My brain has reached the point where I could really use some help.


Solution

  • There are a few questions in your post, which makes it not really ideal for SO. But I'll try to provide some thoughts about each one. As I see it, you have three issues:

    1. Distinguishing expression statements from expressions which are not statements.

    2. Parsing hierarchically-named types in a declaration without conflicting with field-access expressions in expression statements

    3. Distinguishing between the use of < as a comparison operator and as a template bracket.


    1. Distinguishing expression statements from expressions which are not statements.

    As I understand, the desire is to only allow as statements expressions which have (or potentially have) some kind of side-effect: assignments, increment mutations, and subroutine calls. Roughly speaking, this corresponds to Java, whose grammar includes:

    StatementExpression:
      Assignment
      PreIncrementExpression
      PreDecrementExpression
      PostIncrementExpression
      PostDecrementExpression
      MethodInvocation
      ClassInstanceCreationExpression
    

    Each of the alternatives listed for StatementExpression also appears somewhere in the derivation tree for Expression, where they have been factored out of the lists of possibilities. Here's a very condensed sample:

    Expression:
      LambdaExpression
      AssignmentExpression
    
    AssignmentExpression:
      ConditionalExpression
      Assignment
    
    Assignment:
      LeftHandSide AssignmentOperator Expression
    
    ...
    
    UnaryExpression:
      PreIncrementExpression
      + UnaryExpression
      UnaryExpressionNotPlusMinus
    
    PreIncrementExpression:
      ++ UnaryExpression
    
    UnaryExpressionNotPlusMinus:
      PostfixExpression
      ~ UnaryExpression
    
    PostfixExpression:
      Primary
      ExpressionName
      PostIncrementExpression
    
    PostIncrementExpress:
      PostfixExpression ++
    

    Note how the non-terminals used on the right-hand side of ExpressionStatement are special-cased at each precedence level. In the C++ grammar, which doesn't limit which expressions can be statements, there is no need for a separate Assignment non-terminal:

    assignment-expression:
      conditional-expression
      logical-or-expression assignment-operator initializer-clause
    

    But in Java, that won't work.

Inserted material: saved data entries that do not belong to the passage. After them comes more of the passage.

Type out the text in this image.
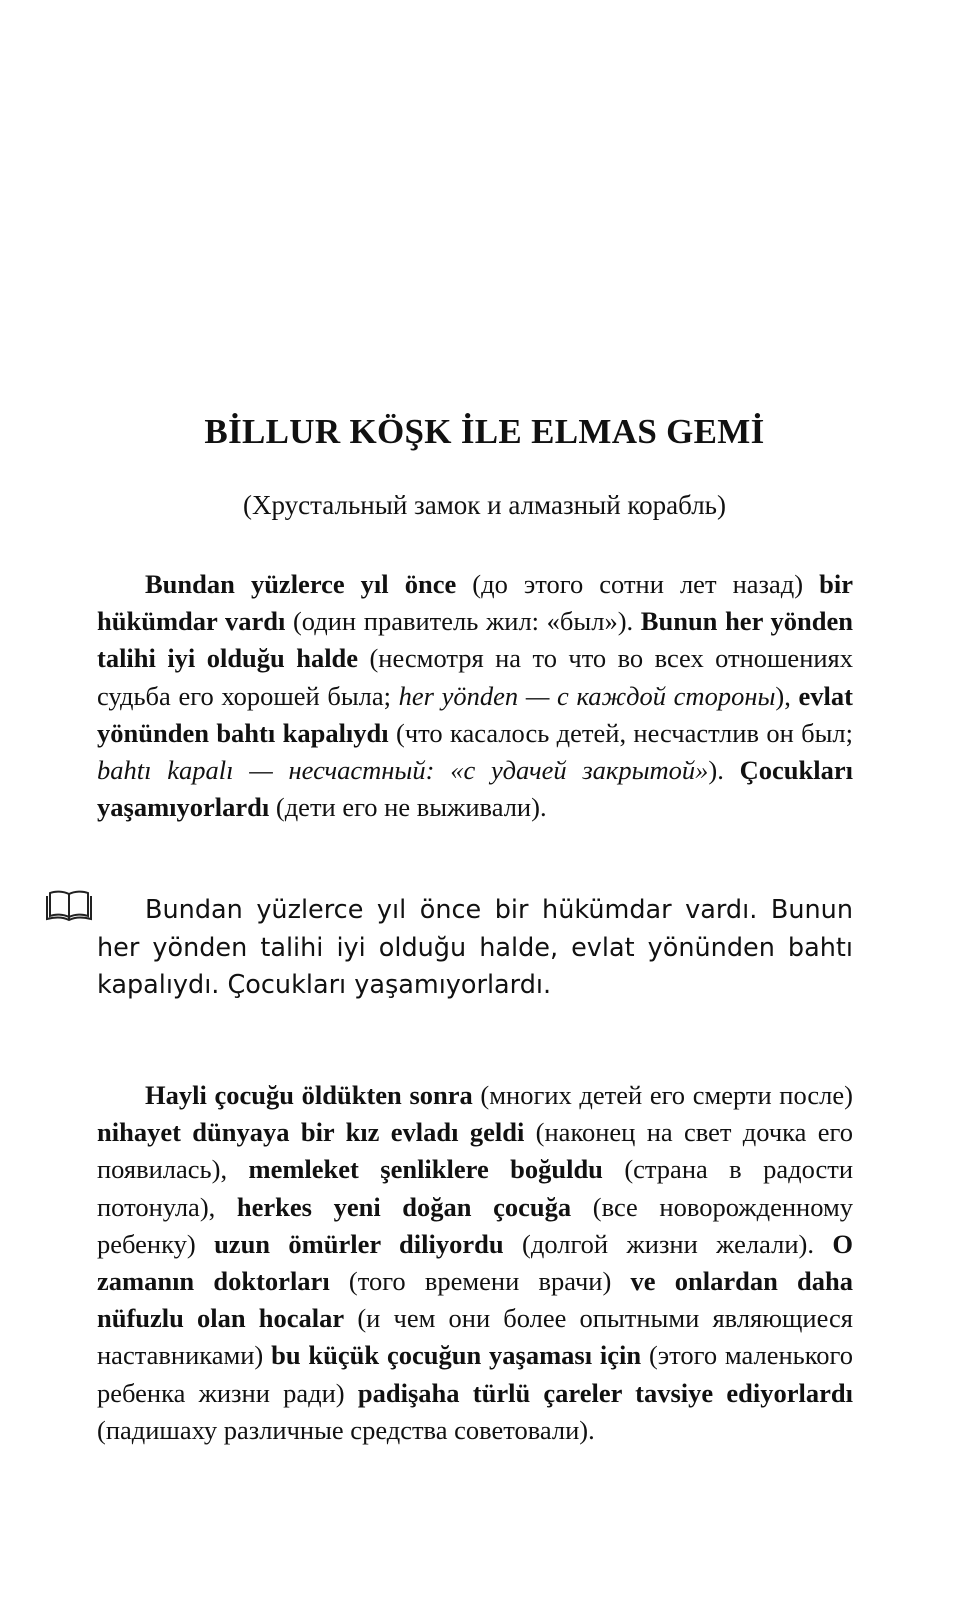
BİLLUR KÖŞK İLE ELMAS GEMİ
(Хрустальный замок и алмазный корабль)
Bundan yüzlerce yıl önce (до этого сотни лет назад) bir hükümdar vardı (один правитель жил: «был»). Bunun her yönden talihi iyi olduğu halde (несмотря на то что во всех отношениях судьба его хорошей была; her yönden — с каждой стороны), evlat yönünden bahtı kapalıydı (что касалось детей, несчастлив он был; bahtı kapalı — несчастный: «с удачей закрытой»). Çocukları yaşamıyorlardı (дети его не выживали).
Bundan yüzlerce yıl önce bir hükümdar vardı. Bunun her yönden talihi iyi olduğu halde, evlat yönünden bahtı kapalıydı. Çocukları yaşamıyorlardı.
Hayli çocuğu öldükten sonra (многих детей его смерти после) nihayet dünyaya bir kız evladı geldi (наконец на свет дочка его появилась), memleket şenliklere boğuldu (страна в радости потонула), herkes yeni doğan çocuğa (все новорожденному ребенку) uzun ömürler diliyordu (долгой жизни желали). O zamanın doktorları (того времени врачи) ve onlardan daha nüfuzlu olan hocalar (и чем они более опытными являющиеся наставниками) bu küçük çocuğun yaşaması için (этого маленького ребенка жизни ради) padişaha türlü çareler tavsiye ediyorlardı (падишаху различные средства советовали).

It needs to create the additional non-terminal which does not derive ConditionalExpression, precisely in order to allow Assignment to be a Statement and AssignmentExpression to be an Expression.

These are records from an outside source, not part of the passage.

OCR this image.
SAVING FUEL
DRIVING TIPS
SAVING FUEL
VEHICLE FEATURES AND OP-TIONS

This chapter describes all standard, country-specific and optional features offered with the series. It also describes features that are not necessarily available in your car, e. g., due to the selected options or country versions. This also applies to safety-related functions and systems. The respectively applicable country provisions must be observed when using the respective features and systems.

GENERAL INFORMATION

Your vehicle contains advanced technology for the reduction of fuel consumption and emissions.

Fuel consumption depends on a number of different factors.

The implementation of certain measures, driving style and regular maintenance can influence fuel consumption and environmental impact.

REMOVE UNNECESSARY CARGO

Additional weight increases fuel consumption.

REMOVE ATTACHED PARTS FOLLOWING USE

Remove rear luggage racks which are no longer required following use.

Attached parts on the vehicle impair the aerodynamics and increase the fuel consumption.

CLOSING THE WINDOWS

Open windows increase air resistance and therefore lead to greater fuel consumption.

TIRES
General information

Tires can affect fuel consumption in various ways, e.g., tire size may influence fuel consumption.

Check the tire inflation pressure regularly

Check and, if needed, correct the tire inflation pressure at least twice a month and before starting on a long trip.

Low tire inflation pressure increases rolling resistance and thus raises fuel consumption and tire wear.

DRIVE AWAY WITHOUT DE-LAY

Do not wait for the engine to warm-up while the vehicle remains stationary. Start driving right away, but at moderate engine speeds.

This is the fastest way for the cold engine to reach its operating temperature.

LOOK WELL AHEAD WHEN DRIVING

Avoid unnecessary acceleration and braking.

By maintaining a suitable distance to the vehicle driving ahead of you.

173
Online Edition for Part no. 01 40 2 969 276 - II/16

    2. Parsing hierarchically-named types in a declaration without conflicting with field-access expressions in expression statements

    Similar to the above, here it is necessary to put hierarchical names (which must start with a basic-name) from other forms of field access expressions, which might start with any (other) primary-expr. The former can be type names or primary expressions; the latter can only be type names. To make this distinction, we need to split the primary-expr production:

    primary-expr : field-access-expr
                 | nested-name
    
    non-field-access-expr:
                   call
                 | post-increment-expression  // was primary-expr ++
                 | ( expr )
                 ...
    
    field-access-expr :
                   non-field-access-expr
                 | field-access-expr . basic-name
    

    3. Distinguishing between the use of < as a comparison operator and as a template bracket.

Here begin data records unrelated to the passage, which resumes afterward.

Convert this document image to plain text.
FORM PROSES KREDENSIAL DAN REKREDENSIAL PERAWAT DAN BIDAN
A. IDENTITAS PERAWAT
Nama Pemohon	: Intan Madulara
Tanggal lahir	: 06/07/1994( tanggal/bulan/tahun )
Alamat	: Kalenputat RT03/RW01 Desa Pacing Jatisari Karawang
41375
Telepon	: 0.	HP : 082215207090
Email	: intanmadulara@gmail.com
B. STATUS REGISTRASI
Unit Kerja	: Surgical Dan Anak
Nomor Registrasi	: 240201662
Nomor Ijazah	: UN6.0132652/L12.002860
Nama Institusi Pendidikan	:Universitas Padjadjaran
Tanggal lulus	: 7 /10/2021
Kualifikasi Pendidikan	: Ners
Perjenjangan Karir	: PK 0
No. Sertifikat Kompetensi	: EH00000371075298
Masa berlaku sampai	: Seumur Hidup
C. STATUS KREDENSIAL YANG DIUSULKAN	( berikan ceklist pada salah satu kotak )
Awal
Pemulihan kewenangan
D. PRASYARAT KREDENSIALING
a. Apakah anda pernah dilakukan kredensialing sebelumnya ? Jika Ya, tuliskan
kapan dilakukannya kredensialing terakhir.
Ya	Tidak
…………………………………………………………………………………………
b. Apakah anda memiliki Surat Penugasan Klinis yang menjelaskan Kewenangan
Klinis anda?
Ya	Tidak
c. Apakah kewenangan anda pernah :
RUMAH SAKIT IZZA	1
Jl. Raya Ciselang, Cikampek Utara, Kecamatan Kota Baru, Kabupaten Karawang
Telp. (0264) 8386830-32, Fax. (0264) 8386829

    Unlike the other two issues, this one might actually be an ambiguity in the language. In C++, for example, template brackets are definitely ambiguous; they can only be resolved by knowing (or being told) whether a particular name is a template name or not. In Java, on the other hand, the ambiguity is solved by sometimes requiring the type parameters to come before the generic name. For example:

    ConstructorDeclarator:
      [TypeParameters] SimpleTypeName ( [FormalParameterList] )
    

    or

    MethodInvocation:
      Primary . [TypeArguments] Identifier ( [ArgumentList] )
    

    In C#, there is yet a different rule, which requires looking at the character following the > which potentially matches the opening <. The algorithm is described in §7.6.4.2 of the C# manual; I have no idea how you would implement that in an LALR(1) parser.